Soundtrack album by Bill Conti
- Released: June 14, 1982
- Genre: Pop rock
- Length: 32:00
- Label: Liberty

Singles from Rocky III
- "Eye of the Tiger" Released: May 1982;

= Rocky III: Original Motion Picture Score =

Rocky III: Original Motion Picture Score is a soundtrack album for the 1982 American film Rocky III, composed by Bill Conti. It is the final Rocky soundtrack composed by Conti, having composed the previous two films. A soundtrack album containing Conti's score was released on June 14, 1982. This album features the hit single, "Eye of the Tiger", which has become synonymous with the Rocky franchise.

Professional ratings
Review scores
| Source | Rating |
| AllMusic | Star Half star |

== Track listing ==
1. "Eye of the Tiger" (by Survivor) – 3:53 (Note: Slightly slower than the original on the CD - the single version - 3:45)
2. "Take You Back (Tough Gym)" – 1:48
3. "Pushin'" – 3:10
4. "Decision" – 3:20
5. "Mickey" – 4:42
6. "Take You Back" – 3:37
7. "Reflections" – 2:05
8. "Gonna Fly Now" – 2:52
9. "Adrian" – 1:42
10. "Conquest" – 4:40
Personnel
- Frank Stallone – vocals (2, 3, 6)
- DeEtta Little, Nelson Pigford – vocals (8)
- Mike Lang – piano (5)
- Ray Pizzi – saxophone (3)
- Jerry Hey – trumpet (3)
- Vincent DeRosa – French horn (5)
- Henry Sigismonti – brass
- Rich Perissi – brass
- Arthur Maebe – brass
- Dave Duke – brass
- Paul Neuffer – brass

The version of "Eye of the Tiger" that appears in the film is actually a demonstration recording; the "finished" version is what appears on the soundtrack.

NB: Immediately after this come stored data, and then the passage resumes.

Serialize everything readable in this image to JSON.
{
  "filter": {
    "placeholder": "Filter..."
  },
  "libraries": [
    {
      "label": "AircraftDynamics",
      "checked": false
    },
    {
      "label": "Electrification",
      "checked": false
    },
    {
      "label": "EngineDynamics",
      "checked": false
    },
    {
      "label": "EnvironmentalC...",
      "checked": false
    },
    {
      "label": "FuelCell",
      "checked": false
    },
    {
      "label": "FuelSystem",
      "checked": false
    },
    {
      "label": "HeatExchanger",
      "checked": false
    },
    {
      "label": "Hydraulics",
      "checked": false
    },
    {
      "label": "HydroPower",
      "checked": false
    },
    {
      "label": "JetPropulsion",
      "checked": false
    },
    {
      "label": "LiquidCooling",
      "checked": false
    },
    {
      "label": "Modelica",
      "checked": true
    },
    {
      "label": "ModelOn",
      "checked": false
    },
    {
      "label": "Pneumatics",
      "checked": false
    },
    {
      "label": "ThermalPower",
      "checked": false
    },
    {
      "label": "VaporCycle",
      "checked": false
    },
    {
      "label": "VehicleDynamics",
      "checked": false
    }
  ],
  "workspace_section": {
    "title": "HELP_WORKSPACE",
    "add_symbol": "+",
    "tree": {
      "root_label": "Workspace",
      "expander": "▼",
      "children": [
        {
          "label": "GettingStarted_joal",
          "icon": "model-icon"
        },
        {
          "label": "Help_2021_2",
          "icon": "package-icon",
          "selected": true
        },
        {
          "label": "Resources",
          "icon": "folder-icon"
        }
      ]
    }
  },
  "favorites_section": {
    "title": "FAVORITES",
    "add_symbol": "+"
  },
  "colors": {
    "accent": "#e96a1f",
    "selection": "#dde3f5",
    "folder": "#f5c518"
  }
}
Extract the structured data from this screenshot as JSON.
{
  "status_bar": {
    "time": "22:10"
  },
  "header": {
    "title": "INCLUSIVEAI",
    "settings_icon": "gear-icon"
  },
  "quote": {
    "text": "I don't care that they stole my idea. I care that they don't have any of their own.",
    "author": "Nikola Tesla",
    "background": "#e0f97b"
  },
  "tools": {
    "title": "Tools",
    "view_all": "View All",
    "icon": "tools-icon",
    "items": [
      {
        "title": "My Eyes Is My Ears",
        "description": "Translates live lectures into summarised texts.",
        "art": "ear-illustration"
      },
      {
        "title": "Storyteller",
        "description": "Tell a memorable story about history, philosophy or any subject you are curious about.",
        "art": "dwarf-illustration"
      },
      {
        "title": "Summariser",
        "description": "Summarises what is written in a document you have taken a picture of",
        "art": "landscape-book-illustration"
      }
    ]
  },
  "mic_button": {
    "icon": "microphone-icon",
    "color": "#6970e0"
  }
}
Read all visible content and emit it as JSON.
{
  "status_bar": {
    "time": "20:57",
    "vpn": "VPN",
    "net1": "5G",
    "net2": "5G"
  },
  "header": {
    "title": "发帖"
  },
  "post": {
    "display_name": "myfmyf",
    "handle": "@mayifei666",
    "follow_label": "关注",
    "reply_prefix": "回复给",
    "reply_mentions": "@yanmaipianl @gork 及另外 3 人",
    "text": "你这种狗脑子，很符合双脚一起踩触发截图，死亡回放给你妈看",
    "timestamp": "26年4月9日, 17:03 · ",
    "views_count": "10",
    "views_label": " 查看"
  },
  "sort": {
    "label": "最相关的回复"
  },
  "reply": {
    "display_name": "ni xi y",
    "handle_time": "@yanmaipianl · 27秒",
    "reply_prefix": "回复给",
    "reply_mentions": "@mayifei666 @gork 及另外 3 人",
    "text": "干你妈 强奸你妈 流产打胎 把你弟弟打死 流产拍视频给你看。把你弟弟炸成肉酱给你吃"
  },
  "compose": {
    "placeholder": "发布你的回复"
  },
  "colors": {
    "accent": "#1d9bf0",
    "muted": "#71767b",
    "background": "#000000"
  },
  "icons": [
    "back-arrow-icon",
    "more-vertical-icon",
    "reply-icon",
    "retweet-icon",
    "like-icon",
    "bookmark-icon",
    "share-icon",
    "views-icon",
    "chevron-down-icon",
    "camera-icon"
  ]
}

Also missing from the soundtrack is the instrumental version of the song played when Rocky is training in Apollo's old gym.

A re-release of Rocky III: Original Motion Picture Score CD was released on July 23, 1996.

==Charts==

| Chart (1982) | Peak position |
|---|---|
| Australia (Kent Music Report) | 13 |
| Canada Top Albums/CDs (RPM) | 27 |
| German Albums (Offizielle Top 100) | 36 |
| Norwegian Albums (VG-lista) | 5 |
| Swedish Albums (Sverigetopplistan) | 9 |
| UK Albums (Official Charts) | 42 |
| US Billboard 200 | 15 |

==Certifications==

| Region | Certification | Certified units/sales |
| Canada (Music Canada) | Gold | 50,000^{^} |
| United States (RIAA) | Gold | 500,000^{^} |
^{^} Shipments figures based on certification alone.